In Köln wird Vielfalt schon lange gelebt, denn die unterschiedlichsten Gruppen haben in der Stadtgesellschaft einen festen Platz. So hat Köln einen Migrantenanteil von über 30 Prozent, ist deutsche Hauptstadt der Lesben und Schwulen, hat eine der aktivsten Seniorinnen- und Seniorenszenen und eine sehr aktive Behindertenbewegung. 

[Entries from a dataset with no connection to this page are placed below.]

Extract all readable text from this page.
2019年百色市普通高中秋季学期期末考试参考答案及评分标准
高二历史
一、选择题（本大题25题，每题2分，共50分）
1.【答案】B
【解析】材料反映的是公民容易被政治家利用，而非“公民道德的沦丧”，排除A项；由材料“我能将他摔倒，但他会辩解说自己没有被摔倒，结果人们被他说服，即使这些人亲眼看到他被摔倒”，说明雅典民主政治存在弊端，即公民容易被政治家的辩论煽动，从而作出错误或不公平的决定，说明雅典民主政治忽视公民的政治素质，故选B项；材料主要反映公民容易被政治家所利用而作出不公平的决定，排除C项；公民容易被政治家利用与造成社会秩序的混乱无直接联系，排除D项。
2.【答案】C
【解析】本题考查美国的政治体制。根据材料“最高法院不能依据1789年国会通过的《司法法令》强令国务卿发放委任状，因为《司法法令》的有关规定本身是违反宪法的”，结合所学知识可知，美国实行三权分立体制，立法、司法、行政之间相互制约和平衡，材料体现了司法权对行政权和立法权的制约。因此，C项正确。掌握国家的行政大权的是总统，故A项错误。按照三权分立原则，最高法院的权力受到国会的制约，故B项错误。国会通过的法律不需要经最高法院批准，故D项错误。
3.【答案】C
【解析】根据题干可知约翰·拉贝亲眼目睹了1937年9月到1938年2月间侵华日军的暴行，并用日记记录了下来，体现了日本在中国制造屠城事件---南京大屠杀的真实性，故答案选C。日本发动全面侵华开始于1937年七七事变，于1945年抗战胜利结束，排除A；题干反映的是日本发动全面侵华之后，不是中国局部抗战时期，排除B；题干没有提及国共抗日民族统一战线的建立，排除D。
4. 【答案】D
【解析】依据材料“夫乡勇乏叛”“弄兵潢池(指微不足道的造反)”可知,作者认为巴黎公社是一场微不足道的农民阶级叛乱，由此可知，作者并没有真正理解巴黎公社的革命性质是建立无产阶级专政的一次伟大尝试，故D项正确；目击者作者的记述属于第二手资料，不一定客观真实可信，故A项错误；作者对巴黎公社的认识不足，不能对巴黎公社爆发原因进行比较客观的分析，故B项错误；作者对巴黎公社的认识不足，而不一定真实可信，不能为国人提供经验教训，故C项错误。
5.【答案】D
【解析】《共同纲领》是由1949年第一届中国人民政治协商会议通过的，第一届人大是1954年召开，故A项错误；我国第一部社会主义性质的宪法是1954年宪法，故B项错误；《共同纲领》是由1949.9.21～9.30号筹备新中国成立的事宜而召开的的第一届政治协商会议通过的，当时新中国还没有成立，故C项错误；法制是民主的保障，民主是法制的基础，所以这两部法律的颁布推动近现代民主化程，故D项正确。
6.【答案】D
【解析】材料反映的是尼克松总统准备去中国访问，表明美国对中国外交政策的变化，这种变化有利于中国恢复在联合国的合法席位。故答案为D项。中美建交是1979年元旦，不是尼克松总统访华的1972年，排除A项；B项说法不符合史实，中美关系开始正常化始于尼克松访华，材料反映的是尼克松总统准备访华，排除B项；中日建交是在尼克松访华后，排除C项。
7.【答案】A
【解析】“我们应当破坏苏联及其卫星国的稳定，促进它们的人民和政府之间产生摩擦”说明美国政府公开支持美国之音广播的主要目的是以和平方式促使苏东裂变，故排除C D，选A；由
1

Die Stadt Köln verpflichtet sich durch den Beitritt zur Charta der Vielfalt zur Umsetzung eines "Diversity Managements". Mit Blick auf den Charta-Gedanken bedeutet dies beispielsweise, die aktive Förderung von Teilzeitarbeit, Heim- und Telearbeit und Projekten wie den Girls Day sowie Qualifizierungsmaßnahmen zum Beispiel für Migrantinnen und Jugendliche weiter auszubauen. Mit der Unterzeichnung der Charta hat sich die Stadt Köln verpflichtet, ein übergeordnetes festgeschriebenes Leitmotiv zu entwickeln, nach dem sich die künftigen Aktivitäten richten sollen.